The First World War poets wrote movingly of the horror of the war.  Made all the more tragic given that many had signed up in an ecstasy of patriotism or jingoism depending on your viewpoint.

But in December of 1914, something special began to happen on the Western Front. In contradiction to their orders, soldiers from Germany and British soldiers began recognising their shared humanity.  They created an informal truce.  They sang their own Christmas songs, they shared greetings and exchanged gifts.  In the midst of the mire and mud they managed to rise above their surroundings. In fact, these truces happened periodically throughout the First World War to allow soldiers to recover the injured and dead or to have a moment of respite from fighting.

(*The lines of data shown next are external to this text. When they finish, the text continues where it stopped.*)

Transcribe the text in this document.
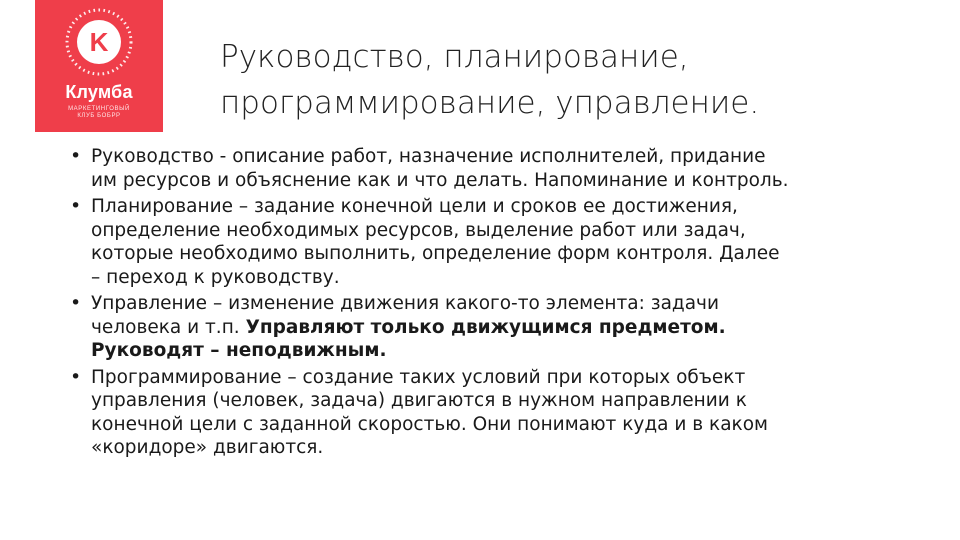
K
Клумба
МАРКЕТИНГОВЫЙ
КЛУБ БОБРР
Руководство, планирование,
программирование, управление.
• Руководство - описание работ, назначение исполнителей, придание
им ресурсов и объяснение как и что делать. Напоминание и контроль.
• Планирование – задание конечной цели и сроков ее достижения,
определение необходимых ресурсов, выделение работ или задач,
которые необходимо выполнить, определение форм контроля. Далее
– переход к руководству.
• Управление – изменение движения какого-то элемента: задачи
человека и т.п. Управляют только движущимся предметом.
Руководят – неподвижным.
• Программирование – создание таких условий при которых объект
управления (человек, задача) двигаются в нужном направлении к
конечной цели с заданной скоростью. Они понимают куда и в каком
«коридоре» двигаются.
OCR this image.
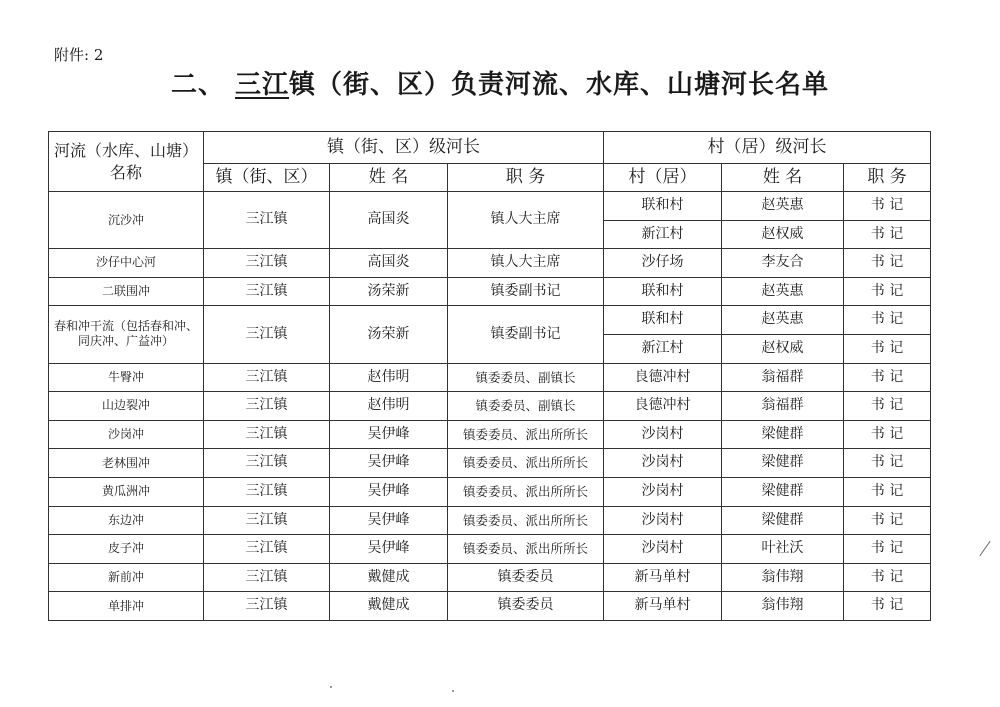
附件: 2
二、 三江镇（街、区）负责河流、水库、山塘河长名单
河流（水库、山塘）名称	镇（街、区）级河长			村（居）级河长		
	镇（街、区）	姓 名	职 务	村（居）	姓 名	职 务
沉沙冲	三江镇	高国炎	镇人大主席	联和村	赵英惠	书 记
				新江村	赵权威	书 记
沙仔中心河	三江镇	高国炎	镇人大主席	沙仔场	李友合	书 记
二联围冲	三江镇	汤荣新	镇委副书记	联和村	赵英惠	书 记
春和冲干流（包括春和冲、同庆冲、广益冲）	三江镇	汤荣新	镇委副书记	联和村	赵英惠	书 记
				新江村	赵权威	书 记
牛臀冲	三江镇	赵伟明	镇委委员、副镇长	良德冲村	翁福群	书 记
山边裂冲	三江镇	赵伟明	镇委委员、副镇长	良德冲村	翁福群	书 记
沙岗冲	三江镇	吴伊峰	镇委委员、派出所所长	沙岗村	梁健群	书 记
老林围冲	三江镇	吴伊峰	镇委委员、派出所所长	沙岗村	梁健群	书 记
黄瓜洲冲	三江镇	吴伊峰	镇委委员、派出所所长	沙岗村	梁健群	书 记
东边冲	三江镇	吴伊峰	镇委委员、派出所所长	沙岗村	梁健群	书 记
皮子冲	三江镇	吴伊峰	镇委委员、派出所所长	沙岗村	叶社沃	书 记
新前冲	三江镇	戴健成	镇委委员	新马单村	翁伟翔	书 记
单排冲	三江镇	戴健成	镇委委员	新马单村	翁伟翔	书 记
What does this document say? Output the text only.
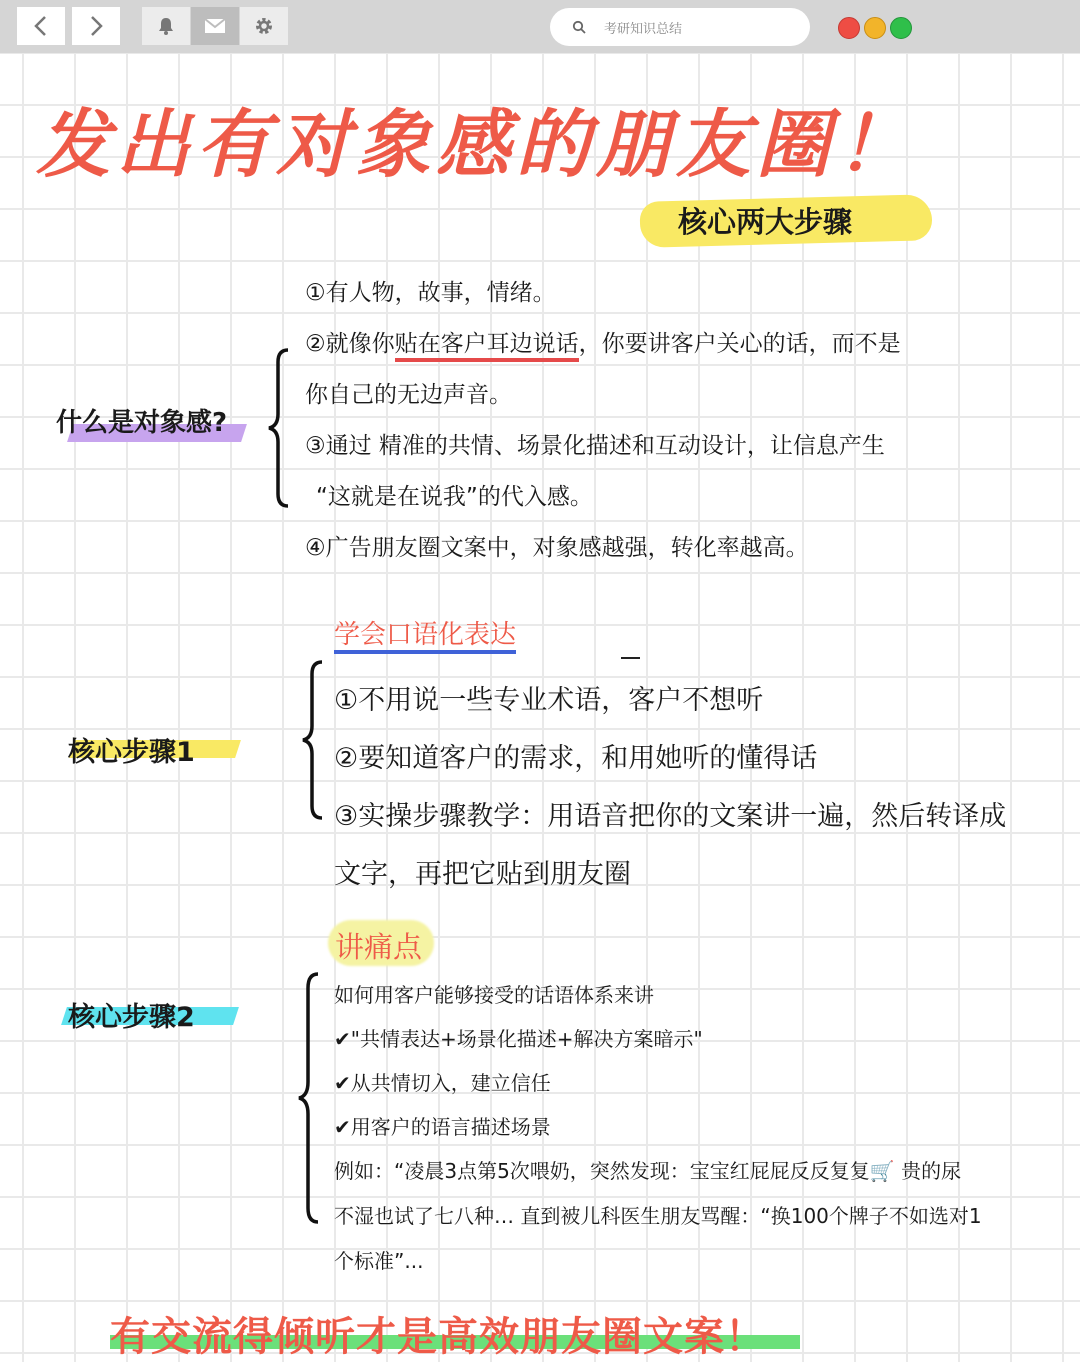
考研知识总结
发出有对象感的朋友圈！
核心两大步骤
什么是对象感?
①有人物，故事，情绪。
②就像你贴在客户耳边说话，你要讲客户关心的话，而不是
你自己的无边声音。
③通过 精准的共情、场景化描述和互动设计，让信息产生
“这就是在说我”的代入感。
④广告朋友圈文案中，对象感越强，转化率越高。
学会口语化表达
核心步骤1
①不用说一些专业术语，客户不想听
②要知道客户的需求，和用她听的懂得话
③实操步骤教学：用语音把你的文案讲一遍，然后转译成
文字，再把它贴到朋友圈
讲痛点
核心步骤2
如何用客户能够接受的话语体系来讲
✔"共情表达+场景化描述+解决方案暗示"
✔从共情切入，建立信任
✔用客户的语言描述场景
例如：“凌晨3点第5次喂奶，突然发现：宝宝红屁屁反反复复🛒 贵的尿
不湿也试了七八种… 直到被儿科医生朋友骂醒：“换100个牌子不如选对1
个标准”...
有交流得倾听才是高效朋友圈文案！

In mediation, it can seem as if people are so positional that they will never connect with their interests.  In mediation terms the soldiers on the Western Front managed to go below the line and respond to their interests over their positions.

We often use the imagery of war to describe conflict between people.  However, for most people while their personal or commercial conflict can feel like they are engaged in battle, it is not a matter of life and death. A sense of perspective is often an early casualty of disputes.  The positions of adversaries in conflict can make it difficult to understand that the dispute is a shared misery.

In ‘Strange Meeting’, Wilfred Owen, describes how a soldier falls out of the battle and realises he is now in Hell.  He meets another soldier and they consider their shared fate. The other soldier explains that the reason he is familiar is that he was the enemy who the soldier killed the day before. However, he greets him now without recrimination and calls him friend.

So the gift for mediators is the memory that in the worst of circumstances people are capable of reconnecting with and reasserting their humanity. People are capable of moving beyond their positions to honour their interests and values. The optimism that characterises mediation’s belief in the ability of people to solve their own problems has history on its side.